NYLC and Minnesota Campus Compact Partner in Field Hearing on Service-Learning

Minnesota Rep. Betty McCollum joined a diverse gathering of nearly 100 service-learning practitioners for a morning of tree-planting and service-learning testimonies Thursday, April 16 at the NYLC offices in St. Paul, Minn.
NYLC and Minnesota Campus Compact convened their state and local partners to advocate for an increase in the Learn and Serve America budget, anticipating the work McCollum will do on the Budget and Appropriations Committees. While President Obama is primed to sign the Edward M. Kennedy Serve America Act this week, the funding provisions of the law still need to be appropriated. The Learn and Serve funding, which supports service-learning in K-12 settings, has decreased to $32 million since its 1995 high of $43 million.
As Michelle Kamenov, Service-Learning Specialist from the Minnesota Department of Education pointed out, “Beyond its inclusion in the Serve America Act, service-learning needs to become a key strategy of the U.S. Department of Education and a core pedagogy supported by national education policy.” With the Elementary and Secondary School Act, commonly known as the No Child Left Behind Act, comes up for reauthorization this congressional session, service-learning supporters also will be pushing for its inclusion there.
Rep. McCollum, referring to her former work as a social studies teacher, acknowledged that volunteering and informal service-learning has long been a part of the curriculum. “Now, as we face financial turmoil, we are in a unique opportunity to grow as a nation,” she said. “Service-learning is also at a crucial turning point to grow, as this strategy can address urgent issues.”
NYLC CEO and founder Jim Kielsmeier hearkened back to the last time nonmilitary national service received such a boost: in 1933, with the creation of the National Civilian Conservation Corps. He said that while all can celebrate the likely increase in Americorps and VISTA funding, without early exposure to service-learning, young people are less likely to opt for national service — a notion that is born out in research.
“Trying to build greater national service capacity without strengthening service-learning among our youngest citizens is like a major league baseball team without a farm system, or a bridge without a foundation,” he said.
Those foundations are under construction at Webster Elementary School in St. Paul, part of Rep. McCollum’s Fourth District. Principal Lori Simon, described how their school, now a service-learning magnet, drives service-learning across its curriculum.
In this election year, the third-graders studied the democratic process and partnered with the St. Paul League of Women Voters to register parents to vote. The kindergarten class has been involved with community elders. Sixth-graders have been preparing students for state testing by mentoring to improve reading skills and vocabulary. Other Webster students have been developing interactive books for Children’s Hospital patients.

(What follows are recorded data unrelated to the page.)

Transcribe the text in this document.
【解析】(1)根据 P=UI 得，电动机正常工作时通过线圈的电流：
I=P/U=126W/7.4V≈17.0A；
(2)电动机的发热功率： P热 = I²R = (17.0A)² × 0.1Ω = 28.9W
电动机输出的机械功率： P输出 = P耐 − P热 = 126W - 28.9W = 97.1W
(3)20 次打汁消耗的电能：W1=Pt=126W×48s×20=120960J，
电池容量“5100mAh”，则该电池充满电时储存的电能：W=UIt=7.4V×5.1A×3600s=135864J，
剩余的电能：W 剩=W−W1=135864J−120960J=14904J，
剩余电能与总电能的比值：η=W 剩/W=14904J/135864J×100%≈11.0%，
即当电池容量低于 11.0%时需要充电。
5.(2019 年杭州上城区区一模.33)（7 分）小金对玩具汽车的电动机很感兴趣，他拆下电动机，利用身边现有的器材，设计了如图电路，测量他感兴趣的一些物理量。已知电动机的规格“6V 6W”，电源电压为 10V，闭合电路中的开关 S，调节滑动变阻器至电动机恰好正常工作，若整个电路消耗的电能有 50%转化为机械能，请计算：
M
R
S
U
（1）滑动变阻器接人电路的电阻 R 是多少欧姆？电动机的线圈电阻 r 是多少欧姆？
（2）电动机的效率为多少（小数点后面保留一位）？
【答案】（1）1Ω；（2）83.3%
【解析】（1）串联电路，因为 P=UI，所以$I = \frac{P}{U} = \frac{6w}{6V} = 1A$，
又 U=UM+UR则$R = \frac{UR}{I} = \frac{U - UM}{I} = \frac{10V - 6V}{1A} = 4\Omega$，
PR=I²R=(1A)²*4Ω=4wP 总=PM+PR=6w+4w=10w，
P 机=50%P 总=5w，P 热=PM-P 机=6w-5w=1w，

Higher education institutions often serve as service-learning partners to these K-12 settings, in addition to incorporating service-learning as a teaching strategy in their own curricula. Julie Plaut — Director of Academic Initiatives at the national office of Campus Compact, soon to become the Executive Director of Minnesota Campus Compact — addressed the “three essential reasons” to support service-learning from a higher education perspective. She cited its contribution to the core missions of higher education institutions in promoting academics; its role in creating engaged citizens; and its capacity to address urgent public issues.
Similar examples came from a higher education set of panelists representing St. Catherine’s College, the University of Minnesota, Metropolitan State University and Concordia College.
But perhaps the highlight of the day was the tree-planting honoring Sens. Kennedy, Durenberger, and Wellstone, along with Rep. McCollum — all of whom have or will play significant parts in the bipartisan advancement of federal legislation supporting service-learning.
As Mike Huck, an intergenerational consultant with the United Way and Search Institute said: “We are planting trees in a year when our leaders say, ‘Yes, we can.’ This is a ‘Yes, we can’ event.’”
Kielsmeier echoed that sentiment as he shoveled dirt around a crabapple’s trunk. “No person stands so tall as when they stoop to plant a tree under whose shade they will not sit,” he said.